Até meados de outubro, mais de 435.000 migrantes tinham feito a viagem perigosa através da selva de Darién neste ano, sendo cerca de 23% deles menores de idade, de acordo com o Serviço Nacional de Imigração do Panamá.
O Estreito de Darién testemunhou um influxo diário de 2.000 a 3.000 migrantes em maio, informou a Cruz Vermelha na época.
Caminho legal
Em julho, o Departamento de Segurança Interna dos EUA lançou um novo programa com o objetivo de proporcionar uma via legal para certos centro-americanos e colombianos entrarem nos Estados Unidos, dissuadindo assim potenciais migrantes de viagens perigosas para atravessar ilegalmente a fronteira sul dos EUA.

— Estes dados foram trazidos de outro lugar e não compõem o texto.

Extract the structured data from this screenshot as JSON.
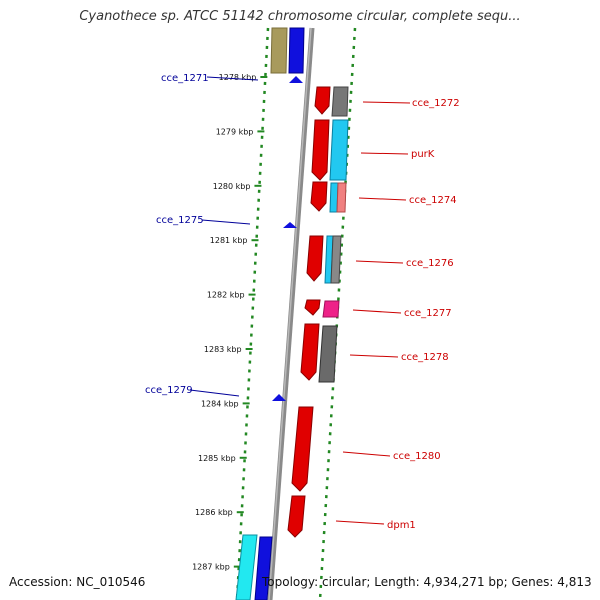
{
  "title": "Cyanothece sp. ATCC 51142 chromosome circular, complete sequ...",
  "footer": {
    "accession": "Accession: NC_010546",
    "topology": "Topology: circular; Length: 4,934,271 bp; Genes: 4,813"
  },
  "colors": {
    "backbone": "#888888",
    "ruler_ticks": "#228822",
    "forward_gene": "#e00000",
    "reverse_gene": "#0000dd",
    "label_forward": "#cc0000",
    "label_reverse": "#000099"
  },
  "ruler": {
    "unit": "kbp",
    "ticks": [
      "1278 kbp",
      "1279 kbp",
      "1280 kbp",
      "1281 kbp",
      "1282 kbp",
      "1283 kbp",
      "1284 kbp",
      "1285 kbp",
      "1286 kbp",
      "1287 kbp"
    ]
  },
  "genes": [
    {
      "id": "cce_1271",
      "label": "cce_1271",
      "strand": "reverse"
    },
    {
      "id": "cce_1272",
      "label": "cce_1272",
      "strand": "forward"
    },
    {
      "id": "purK",
      "label": "purK",
      "strand": "forward"
    },
    {
      "id": "cce_1274",
      "label": "cce_1274",
      "strand": "forward"
    },
    {
      "id": "cce_1275",
      "label": "cce_1275",
      "strand": "reverse"
    },
    {
      "id": "cce_1276",
      "label": "cce_1276",
      "strand": "forward"
    },
    {
      "id": "cce_1277",
      "label": "cce_1277",
      "strand": "forward"
    },
    {
      "id": "cce_1278",
      "label": "cce_1278",
      "strand": "forward"
    },
    {
      "id": "cce_1279",
      "label": "cce_1279",
      "strand": "reverse"
    },
    {
      "id": "cce_1280",
      "label": "cce_1280",
      "strand": "forward"
    },
    {
      "id": "dpm1",
      "label": "dpm1",
      "strand": "forward"
    }
  ]
}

A iniciativa permite que migrantes elegíveis de Colômbia, El Salvador, Guatemala e Honduras viajem para os Estados Unidos por via aérea, mediante o cumprimento de critérios específicos -- como ter parentes que sejam cidadãos dos EUA ou residentes legais com pedidos de visto apresentados em seu nome, para obter autorizações de trabalho do governo.
As autoridades ampliaram o programa de liberdade condicional para admitir uma quota mensal de até 30.000 indivíduos de Cuba, Haiti, Nicarágua e Venezuela que contem com patrocinadores nos EUA.
Também foi implementado um sistema para processar dezenas de milhares de requerentes de asilo que estão no México. Isso é facilitado por meio de um aplicativo governamental de celular chamado CBP One, que permite aos indivíduos agendar atendimentos para ingresso nos Estados Unidos.